Lorena Ochoa confirmed her status as the world’s number one female golfer when she completed two thirds of the Trevino Slam, winning the Canadian Open and the Open (British) the same year. Trevino also won the US Open that great summer long ago. Lorena left St. Andrews with many new friends and fans, she even toasted her win with tequila and her family at “the local”, Dunvegan’s. My wife and I happened to be at an Indian restaurant that Sunday night, and it was honoured with a group of the Swedish players (and their Scottish caddies!). For some reason I don’t think the PGA Tour Stars hang around after many tournaments, but they don’t play in St. Andrews too often.
From the LINKS NEWS: “The Old Course used for the Women’s Open measured 6639 yards, longer than the men’s Open courses used up until 1939. Bobby Jones played a course that was 6539 yards long. The Women’s Open course was only 300 yards shorter than the 6933 yard version that produced champions of the calibre of Jack Nicklaus, Sevie Ballesteros and Nick Faldo.

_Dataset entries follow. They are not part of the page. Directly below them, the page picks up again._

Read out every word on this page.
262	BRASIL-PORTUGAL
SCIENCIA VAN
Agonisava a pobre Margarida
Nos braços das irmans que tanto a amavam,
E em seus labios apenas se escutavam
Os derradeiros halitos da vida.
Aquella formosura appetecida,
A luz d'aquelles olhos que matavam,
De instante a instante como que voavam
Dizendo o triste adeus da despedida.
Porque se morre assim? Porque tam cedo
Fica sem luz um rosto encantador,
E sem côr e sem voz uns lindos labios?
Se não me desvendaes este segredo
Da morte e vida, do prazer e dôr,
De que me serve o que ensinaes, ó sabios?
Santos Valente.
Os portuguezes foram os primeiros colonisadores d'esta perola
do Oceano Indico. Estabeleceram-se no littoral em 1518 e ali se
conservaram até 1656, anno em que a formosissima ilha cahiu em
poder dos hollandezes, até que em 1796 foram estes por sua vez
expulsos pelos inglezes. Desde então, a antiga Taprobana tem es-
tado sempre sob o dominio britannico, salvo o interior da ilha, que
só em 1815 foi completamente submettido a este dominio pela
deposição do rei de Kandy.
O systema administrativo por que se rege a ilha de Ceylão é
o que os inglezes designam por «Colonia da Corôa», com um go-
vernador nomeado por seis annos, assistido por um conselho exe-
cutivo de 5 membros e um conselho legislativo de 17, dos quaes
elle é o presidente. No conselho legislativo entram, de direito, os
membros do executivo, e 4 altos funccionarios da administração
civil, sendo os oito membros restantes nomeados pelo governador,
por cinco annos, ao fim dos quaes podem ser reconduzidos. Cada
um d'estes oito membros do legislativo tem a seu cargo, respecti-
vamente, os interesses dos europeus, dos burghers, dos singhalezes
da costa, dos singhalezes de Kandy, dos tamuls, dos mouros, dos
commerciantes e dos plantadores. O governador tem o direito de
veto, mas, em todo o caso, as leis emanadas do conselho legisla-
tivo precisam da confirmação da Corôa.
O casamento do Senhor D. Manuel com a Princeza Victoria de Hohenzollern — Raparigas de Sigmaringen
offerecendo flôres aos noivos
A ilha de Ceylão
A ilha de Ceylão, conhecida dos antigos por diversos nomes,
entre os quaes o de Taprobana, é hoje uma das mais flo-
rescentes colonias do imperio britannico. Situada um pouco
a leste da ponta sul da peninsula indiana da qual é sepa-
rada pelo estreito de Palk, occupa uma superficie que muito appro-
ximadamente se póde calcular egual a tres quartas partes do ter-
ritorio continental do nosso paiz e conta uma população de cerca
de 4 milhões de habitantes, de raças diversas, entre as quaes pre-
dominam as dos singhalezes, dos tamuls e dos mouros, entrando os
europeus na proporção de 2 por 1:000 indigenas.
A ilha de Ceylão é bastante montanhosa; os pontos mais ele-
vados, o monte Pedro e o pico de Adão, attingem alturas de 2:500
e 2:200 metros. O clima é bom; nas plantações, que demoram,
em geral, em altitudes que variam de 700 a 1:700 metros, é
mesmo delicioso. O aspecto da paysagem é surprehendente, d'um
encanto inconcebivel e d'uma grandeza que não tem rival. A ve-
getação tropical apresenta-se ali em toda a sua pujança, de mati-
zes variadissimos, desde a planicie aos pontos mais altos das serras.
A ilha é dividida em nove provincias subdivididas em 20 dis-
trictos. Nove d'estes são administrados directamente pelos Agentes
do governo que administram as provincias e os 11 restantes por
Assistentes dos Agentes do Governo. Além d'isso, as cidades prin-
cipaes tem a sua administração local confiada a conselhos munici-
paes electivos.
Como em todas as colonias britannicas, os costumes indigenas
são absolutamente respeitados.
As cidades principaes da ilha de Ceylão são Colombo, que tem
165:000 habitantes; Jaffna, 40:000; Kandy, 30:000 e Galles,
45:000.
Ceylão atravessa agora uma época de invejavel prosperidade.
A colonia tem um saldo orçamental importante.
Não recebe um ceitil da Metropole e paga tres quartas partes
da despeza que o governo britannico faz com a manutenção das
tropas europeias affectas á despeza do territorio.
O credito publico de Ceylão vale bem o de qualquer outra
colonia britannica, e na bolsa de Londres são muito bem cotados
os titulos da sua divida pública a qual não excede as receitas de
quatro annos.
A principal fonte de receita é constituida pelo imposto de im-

Conditions throughout the week were very difficult. The Open of 1995, played in similar windy weather, was won by John Daly on 282, six under par. Lorena Ochoa’s score of 287 stands favourably alongside Sam Snead’s 290 and Jack Nicklaus’s 283 in 1970. It might also be remembered that when the westerly wind blew less strongly during the third round of the 2005 Open that Tiger Woods himself lost two balls in the whins and only broke par by making a spectacular three at the last.”
Interesting stuff, only Lorne Rubenstein and the hundreds of regulars at Dunvegan’s remember stuff like that. Another interesting note was 21 local caddies worked during the week, and another 13 were “hired” by players with their own caddies for advanced information on the Old Course. I loved the fact that the Old Course was presented exactly as it is every day when people plunk down their 125 Pounds to play. Everyone gets to play the same course – and they kept the final round pins for the following week!